SUPREME COURT OF THE STATE OF NEW YORK Appellate Division, Fourth Judicial Department
November 10, 2011
DAVID M. GORDON, PLAINTIFF-APPELLANT-RESPONDENT,
LIN TV CORPORATION AND AL VAUGHTERS, DEFENDANTS-RESPONDENTS-APPELLANTS.
Appeal and cross appeal from an order of the Supreme Court, Erie County (Christopher J. Burns, J.), entered November 23, 2010 in a defamation action.
Gordon v Lin Tv Corp.
Decided on November 10, 2011
Appellate Division, Fourth Department
Published by New York State Law Reporting Bureau pursuant to Judiciary Law § 431.

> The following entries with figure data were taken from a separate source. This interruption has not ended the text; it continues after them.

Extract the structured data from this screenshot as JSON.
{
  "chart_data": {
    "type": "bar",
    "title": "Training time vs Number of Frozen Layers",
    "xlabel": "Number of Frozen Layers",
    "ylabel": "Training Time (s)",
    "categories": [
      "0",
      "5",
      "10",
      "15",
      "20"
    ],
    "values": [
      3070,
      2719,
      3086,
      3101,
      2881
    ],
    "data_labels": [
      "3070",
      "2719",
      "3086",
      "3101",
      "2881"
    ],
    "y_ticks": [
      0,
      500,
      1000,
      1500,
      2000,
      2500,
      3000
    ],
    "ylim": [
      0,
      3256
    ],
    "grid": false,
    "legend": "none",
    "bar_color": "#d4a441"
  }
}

This opinion is uncorrected and subject to revision before publication in the Official Reports.
PRESENT: SCUDDER, P.J., SMITH, SCONIERS, GORSKI, AND MARTOCHE, JJ.
The order granted the motion of defendants for summary judgment and dismissed the complaint.
It is hereby ORDERED that said cross appeal is unanimously dismissed and the order is affirmed without costs.
Memorandum: Plaintiff appeals and defendants cross-appeal from an order granting defendants' motion for summary judgment dismissing the complaint in this defamation action. We conclude at the outset that defendants are not aggrieved by the order dismissing the complaint and thus their cross appeal must be dismissed (see Town of Massena v Niagara Mohawk Power Corp., 45 NY2d 482, 488). According to plaintiff, defendant Al Vaughters misidentified plaintiff as the president of a bankrupt investment fund during an evening news television broadcast on a station owned and operated by defendant Lin TV Corporation. We conclude that defendants met their burden of establishing their entitlement to judgment as a matter of law inasmuch as they did not act "in a grossly irresponsible manner without due consideration for the standards of information gathering and dissemination ordinarily followed by responsible parties" (Chapadeau v Utica Observer-Dispatch, 38 NY2d 196, 199). As the Court of Appeals noted in Chapadeau, a limited number of errors in news reporting is inevitable (see id. at 200), and the fact that defendants corrected the mistake within the same broadcast demonstrates that they strived for accuracy (see Alicea v Ogden Newspapers, 115 AD2d 233, affd 67 NY2d 862). Because we conclude that defendants met their burden of demonstrating that they did not act in a grossly irresponsible manner, we do not address defendants' alternative ground for affirmance, i.e., that plaintiff was a limited purpose public figure and thus that the court should have applied the higher standard of demonstrating actual malice (see generally New York Times Co. v Sullivan, 376 US 254, 279-280).